Donald Trump's campaign is in the midst of a massive restructuring and re-strategizing effort aimed at shoring up Trump's delegate lead against a furious challenge by his main rival for the nomination, Sen. Ted Cruz, several sources inside the campaign tell NBC News. The sources were not authorized to discuss the strategic changes inside the campaign, so were granted anonymity to do so.
Trump won big in his home state of New York Tuesday and polls suggest he will go on to perform well in several northeastern primaries next week. But after a series of primary and caucus losses to Cruz and demonstrable evidence of the Cruz campaign's mastery of the delegate game ahead of a likely contested convention, the Trump organization has recast staff roles and committed a significant new influx of funds.
Paul Manafort, whom the campaign recently brought in to manage Trump's convention operations, has stepped into a larger leadership role in the campaign and has been given a $20 million budget to spend in coming primary states, a senior campaign source told NBC News. A meeting took place last Saturday in New York to lay out the new staffing structure, the source confirmed. The meeting was first reported by Politico.
Trump, for his part, hasn't denied that the meeting happened, but did push back on the characterization that he had personally attended. "I was not at a meeting," Trump said Tuesday on "Fox and Friends," while saying the Politico report wasn't "necessarily a bad story."
Trump added, "With that being said, I brought in Paul Manafort who's a total professional, won tremendous numbers of races."
Manafort's ascension to the helm of the Trump operation means campaign manager Corey Lewandowski's role has been recast. While Lewandowski on Tuesday told NBC News in an email it's "not true" his position has been diminished, several sources close to the candidate and to Lewandowski tell NBC News that he is now essentially working as a scheduler and body man for Trump.
Lewandowski has been under fire for allegedly manhandling a reporter at a Trump event last month in Florida. He was initially charged with misdemeanor battery, but a prosecutor later said he would not be prosecuted.
Manafort's influence is already being felt in Washington, where he met Tuesday with Republican House members to discuss the next phase of the campaign, NBC News has learned. Some who attended are already Trump supporters, while others are considering getting behind the real estate mogul.
In the meeting, one attendee told NBC News, Manafort described "a little more about what the delegate strategy will be and wanted to get some feedback from us … Trump is getting serious about the delegate process," the attendee noted.
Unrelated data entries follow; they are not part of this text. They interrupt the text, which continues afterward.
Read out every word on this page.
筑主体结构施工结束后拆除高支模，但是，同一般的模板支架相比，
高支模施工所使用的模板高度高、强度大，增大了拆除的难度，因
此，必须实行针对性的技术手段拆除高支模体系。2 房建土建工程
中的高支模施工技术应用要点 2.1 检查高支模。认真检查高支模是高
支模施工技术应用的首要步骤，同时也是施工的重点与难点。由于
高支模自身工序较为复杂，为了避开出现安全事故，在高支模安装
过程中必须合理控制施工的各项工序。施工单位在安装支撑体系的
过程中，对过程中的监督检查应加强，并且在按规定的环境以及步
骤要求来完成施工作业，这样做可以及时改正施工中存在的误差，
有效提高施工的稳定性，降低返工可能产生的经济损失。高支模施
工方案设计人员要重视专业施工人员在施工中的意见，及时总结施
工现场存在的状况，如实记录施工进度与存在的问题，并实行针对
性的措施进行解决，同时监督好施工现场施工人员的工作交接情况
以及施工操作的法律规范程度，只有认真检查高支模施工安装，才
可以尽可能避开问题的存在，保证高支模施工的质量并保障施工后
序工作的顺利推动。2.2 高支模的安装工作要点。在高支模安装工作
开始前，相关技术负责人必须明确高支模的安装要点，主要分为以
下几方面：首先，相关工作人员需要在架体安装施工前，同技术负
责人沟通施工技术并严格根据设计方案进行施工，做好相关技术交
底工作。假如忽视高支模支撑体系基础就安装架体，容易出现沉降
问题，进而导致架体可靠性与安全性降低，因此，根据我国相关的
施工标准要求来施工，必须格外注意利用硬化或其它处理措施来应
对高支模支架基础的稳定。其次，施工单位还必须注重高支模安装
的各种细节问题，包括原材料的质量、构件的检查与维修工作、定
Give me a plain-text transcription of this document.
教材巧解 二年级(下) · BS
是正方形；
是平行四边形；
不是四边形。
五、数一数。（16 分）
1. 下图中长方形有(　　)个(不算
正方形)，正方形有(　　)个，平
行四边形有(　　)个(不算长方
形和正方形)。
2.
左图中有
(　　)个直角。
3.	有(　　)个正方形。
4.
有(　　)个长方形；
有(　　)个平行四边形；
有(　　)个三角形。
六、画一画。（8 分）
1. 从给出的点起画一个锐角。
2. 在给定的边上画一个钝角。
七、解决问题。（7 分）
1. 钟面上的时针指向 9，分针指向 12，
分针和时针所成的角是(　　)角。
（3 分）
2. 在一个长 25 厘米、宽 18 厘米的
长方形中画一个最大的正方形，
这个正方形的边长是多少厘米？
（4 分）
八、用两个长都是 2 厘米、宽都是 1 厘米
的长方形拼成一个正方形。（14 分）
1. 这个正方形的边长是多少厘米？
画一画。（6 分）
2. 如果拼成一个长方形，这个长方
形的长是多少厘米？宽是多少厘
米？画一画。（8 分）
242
The Trump campaign has also brought aboard Rick Wiley, the onetime campaign manager for Scott Walker before the Wisconsin governor dropped his bid for the GOP nomination, as national political director. That hire prompted the resignation of Stuart Jolly, Trump's national field director and a Lewandowski loyalist. Sources close to the decision told NBC that Wiley and Jolly do not get along and that Jolly would have reported to Wiley in the new staffing structure.
In a resignation letter sent to Trump, obtained by NBC News, Jolly wrote that his decision "has nothing to do with you or Corey's staff, because I have never worked with a finer group of people." Jolly did not directly cite Wiley as the reason for his departure, but his reference to "Corey's staff" laid bare the different divisions at play in the Trump camp right now.
Jolly, in the letter, called Lewandowski "one of my best friends" and cited him as the reason he first came aboard the campaign. Lewandowski, sources told NBC News, is saddened by Jolly's decision to leave but understands why the departure is happening.
Despite his growing power, Manafort's vision for the campaign doesn't necessarily align with others on the campaign. One source said he is pressing for Trump to tone down his rhetoric and sound more moderate and presidential — a decision this source believes is the wrong move for a candidate who has succeeded this far by being anything but traditional.
Another campaign insider agreed, saying any additional efforts should be made to improve Trump's performance, not change him. "Donald Trump is going to get better every day," the source said.
The new push for more policy-minded speeches is coming from Manafort and others, who are also advising Trump to stay off Sunday shows and instead allow top surrogates to speak for him. This past weekend saw Manafort, Wiley and campaign aide Stephen Miller on the shows in lieu of their boss.
The disagreement over the strategy shift is so strong, a source told NBC News, that campaign insiders are openly questioning what Manafort knows about managing a race — particularly this one, since traditional campaigning and candidates are all he's ever known.
Still, campaign senior adviser Barry Bennett tells NBC News that the campaign feels they're in a good position to sweep delegates in the New York primary. Going forward, polling continues to favor the GOP front-runner in soon-to-vote states like Pennsylvania, Rhode Island, and Connecticut.